Retrieve the system-specific long form of a directory list.

FIXME: should this take a list of dirs?

File downloads

getlines :: FTPConnection -> String -> IO ([String], FTPResult) Source #

Retrieves the specified file in text mode.

getbinary :: FTPConnection -> String -> IO (String, FTPResult) Source #

Retrieves the specified file in binary mode.

downloadbinary :: FTPConnection -> String -> IO FTPResult Source #

Downloads a file from remote and saves to disk in binary mode. Note: filename is used for both local and remote.

downloadlargebinary :: FTPConnection -> FilePath -> IO FTPResult Source #

Similar to downloadbinary, but downloads the file in blocks of 4096 bytes so that memory usage is limited when downloading large files. Uses Data.ByteString's hGet to read data from the socket and hPut to write data to the file, since it is more space and time efficient than String.

File uploads

putlines :: FTPConnection -> String -> [String] -> IO FTPResult Source #

Puts data in the specified file in text mode. The first string is the filename.

putbinary :: FTPConnection -> String -> String -> IO FTPResult Source #

Puts data in the specified file in binary. The first string is the filename.

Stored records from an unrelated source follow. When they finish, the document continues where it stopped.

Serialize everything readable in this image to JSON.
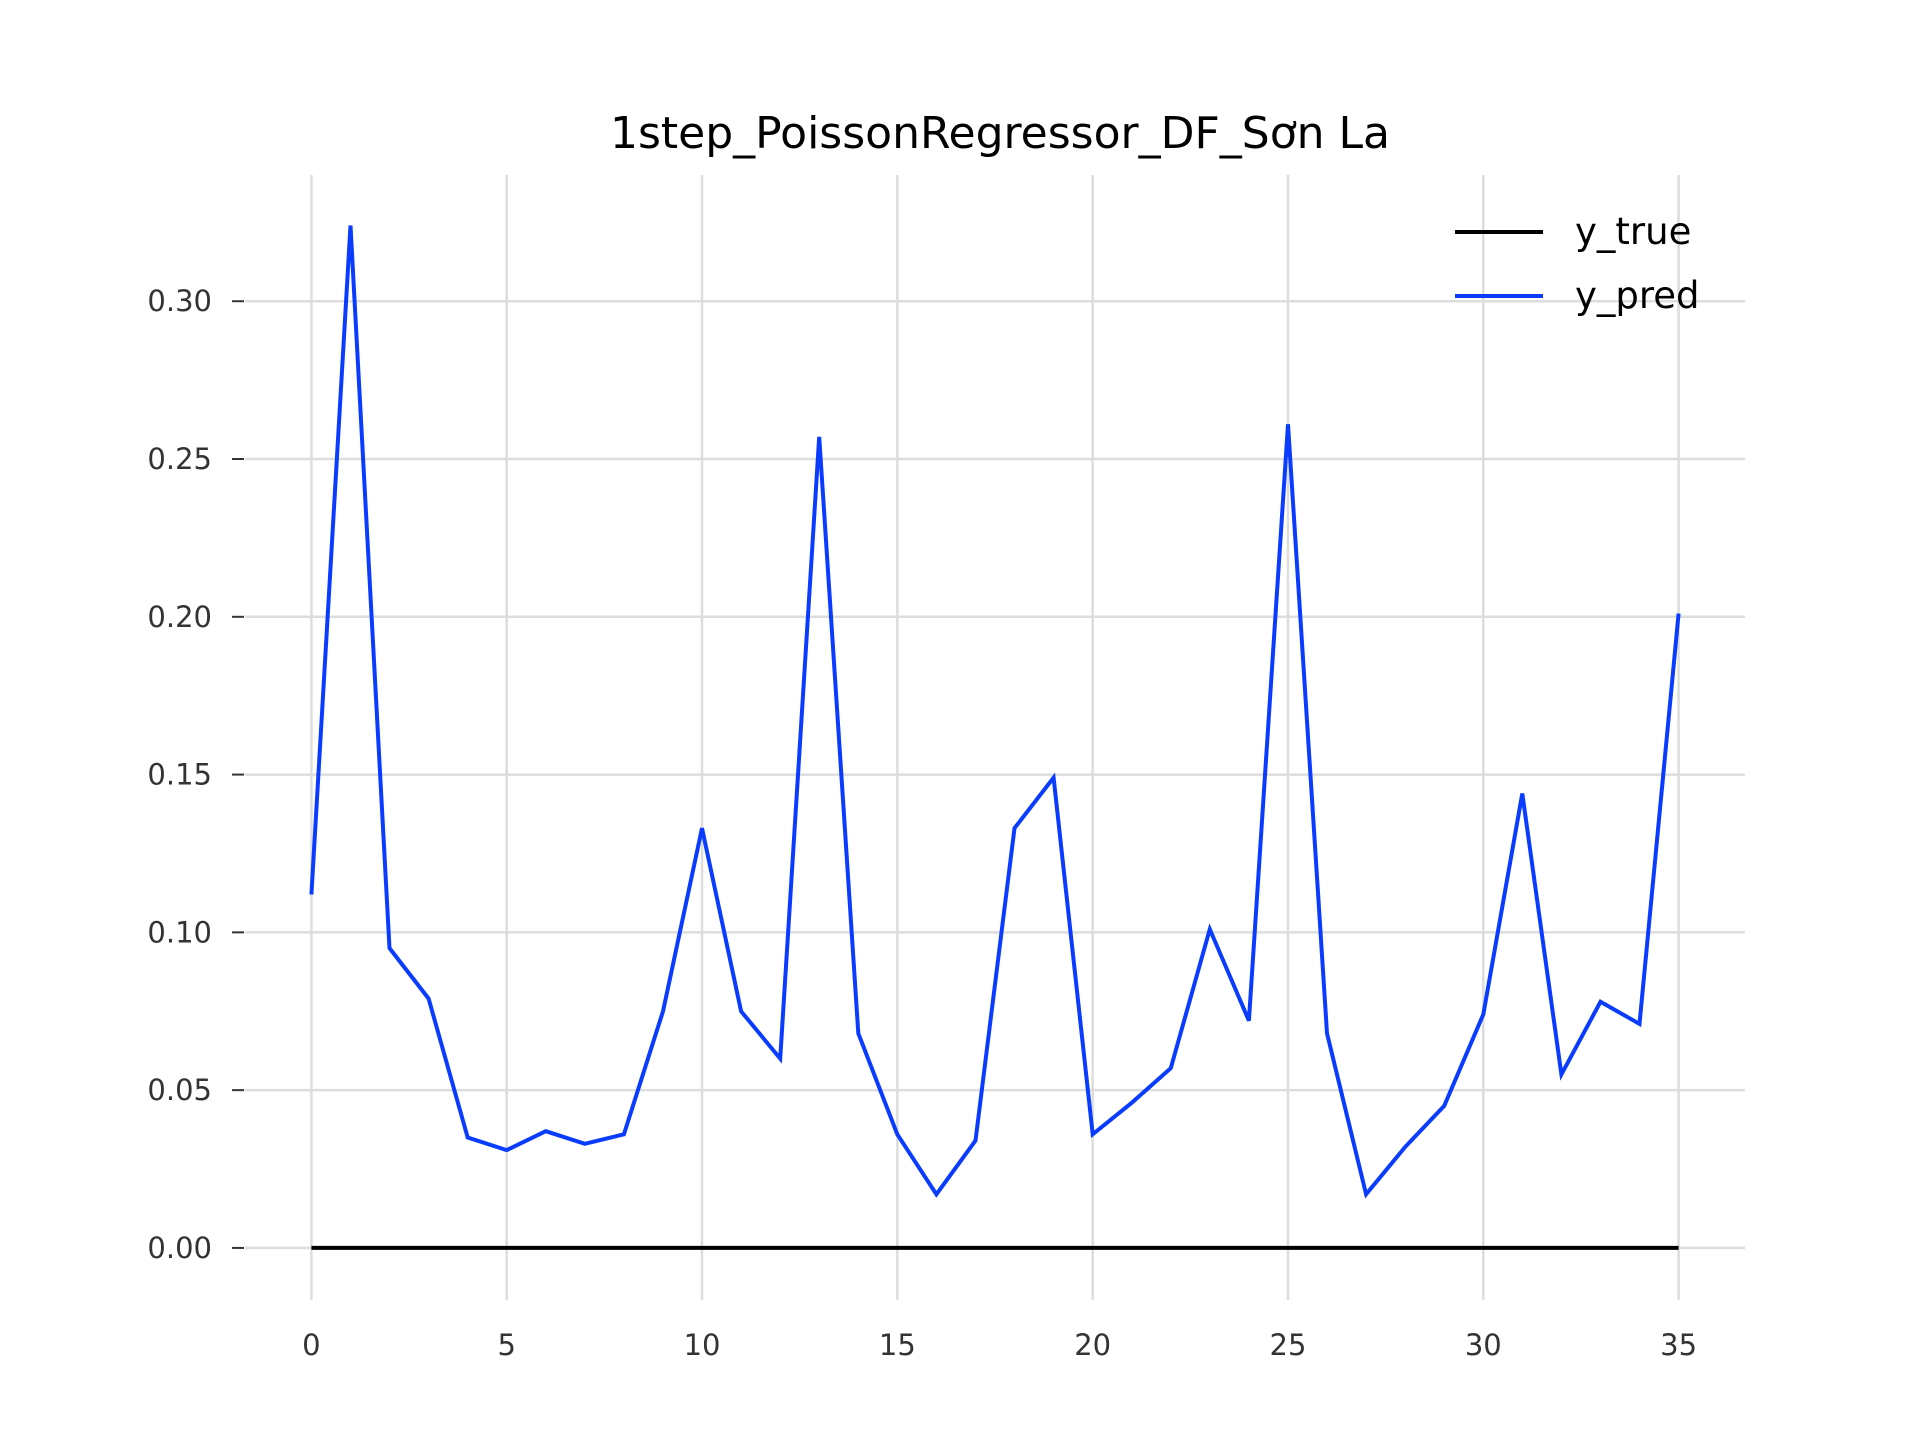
{
  "chart_data": {
    "type": "line",
    "title": "1step_PoissonRegressor_DF_Sơn La",
    "xlabel": "",
    "ylabel": "",
    "xlim": [
      -1.7,
      36.7
    ],
    "ylim": [
      -0.0165,
      0.34
    ],
    "xticks": [
      0,
      5,
      10,
      15,
      20,
      25,
      30,
      35
    ],
    "xtick_labels": [
      "0",
      "5",
      "10",
      "15",
      "20",
      "25",
      "30",
      "35"
    ],
    "yticks": [
      0.0,
      0.05,
      0.1,
      0.15,
      0.2,
      0.25,
      0.3
    ],
    "ytick_labels": [
      "0.00",
      "0.05",
      "0.10",
      "0.15",
      "0.20",
      "0.25",
      "0.30"
    ],
    "grid": true,
    "legend_position": "top-right",
    "x": [
      0,
      1,
      2,
      3,
      4,
      5,
      6,
      7,
      8,
      9,
      10,
      11,
      12,
      13,
      14,
      15,
      16,
      17,
      18,
      19,
      20,
      21,
      22,
      23,
      24,
      25,
      26,
      27,
      28,
      29,
      30,
      31,
      32,
      33,
      34,
      35
    ],
    "series": [
      {
        "name": "y_true",
        "color": "#000000",
        "values": [
          0,
          0,
          0,
          0,
          0,
          0,
          0,
          0,
          0,
          0,
          0,
          0,
          0,
          0,
          0,
          0,
          0,
          0,
          0,
          0,
          0,
          0,
          0,
          0,
          0,
          0,
          0,
          0,
          0,
          0,
          0,
          0,
          0,
          0,
          0,
          0
        ]
      },
      {
        "name": "y_pred",
        "color": "#0a3cff",
        "values": [
          0.112,
          0.324,
          0.095,
          0.079,
          0.035,
          0.031,
          0.037,
          0.033,
          0.036,
          0.075,
          0.133,
          0.075,
          0.06,
          0.257,
          0.068,
          0.036,
          0.017,
          0.034,
          0.133,
          0.149,
          0.036,
          0.046,
          0.057,
          0.101,
          0.072,
          0.261,
          0.068,
          0.017,
          0.032,
          0.045,
          0.074,
          0.144,
          0.055,
          0.078,
          0.071,
          0.201
        ]
      }
    ]
  }
}
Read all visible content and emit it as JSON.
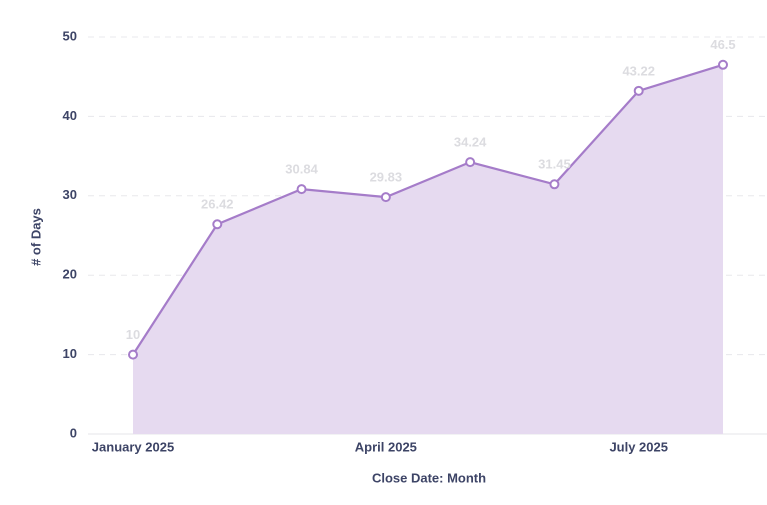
{
  "chart_data": {
    "type": "area",
    "x_label": "Close Date: Month",
    "y_label": "# of Days",
    "categories": [
      "January 2025",
      null,
      null,
      "April 2025",
      null,
      null,
      "July 2025",
      null
    ],
    "series": [
      {
        "name": "# of Days",
        "color": "#a57cc9",
        "fill": "#e6daf0",
        "values": [
          10,
          26.42,
          30.84,
          29.83,
          34.24,
          31.45,
          43.22,
          46.5
        ]
      }
    ],
    "ylim": [
      0,
      50
    ],
    "yticks": [
      0,
      10,
      20,
      30,
      40,
      50
    ],
    "grid": true,
    "data_labels": true
  }
}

uploadbinary :: FTPConnection -> String -> IO FTPResult Source #

Uploads a file from disk in binary mode. Note: filename is used for both local and remote.

File manipulation

rename Source #

Arguments

:: FTPConnection 
-> String

Old name

-> String

New name

-> IO FTPResult 

Rename or move a file.

delete :: FTPConnection -> String -> IO FTPResult Source #

Delete (unlink) a file.

size :: (Num a, Read a) => FTPConnection -> String -> IO a Source #

Get the size of a file.

This command is non-standard and may possibly fail.

Directory manipulation

cwd :: FTPConnection -> String -> IO FTPResult Source #

Change the working directory.

mkdir :: FTPConnection -> String -> IO (Maybe String, FTPResult) Source #

Make new directory. Returns the absolute name of the new directory if possible.

rmdir :: FTPConnection -> String -> IO FTPResult Source #

Remove a directory.

pwd :: FTPConnection -> IO (Maybe String, FTPResult) Source #

Print the current working directory. The first component of the result is the parsed directory name, if the servers response was parsable.

Low-level advanced commands

transfercmd :: FTPConnection -> String -> IO Handle Source #

Returns the socket part from calling ntransfercmd.

ntransfercmd :: FTPConnection -> String -> IO (Handle, Maybe Integer) Source #

Establishes a connection to the remote.

FIXME: need support for rest

retrlines :: FTPConnection -> String -> IO ([String], FTPResult) Source #

Retrieves lines of data from the remote. The string gives the command to issue.

storlines :: FTPConnection -> String -> [String] -> IO FTPResult Source #

Stores the lines of data to the remote. The string gives the commands to issue.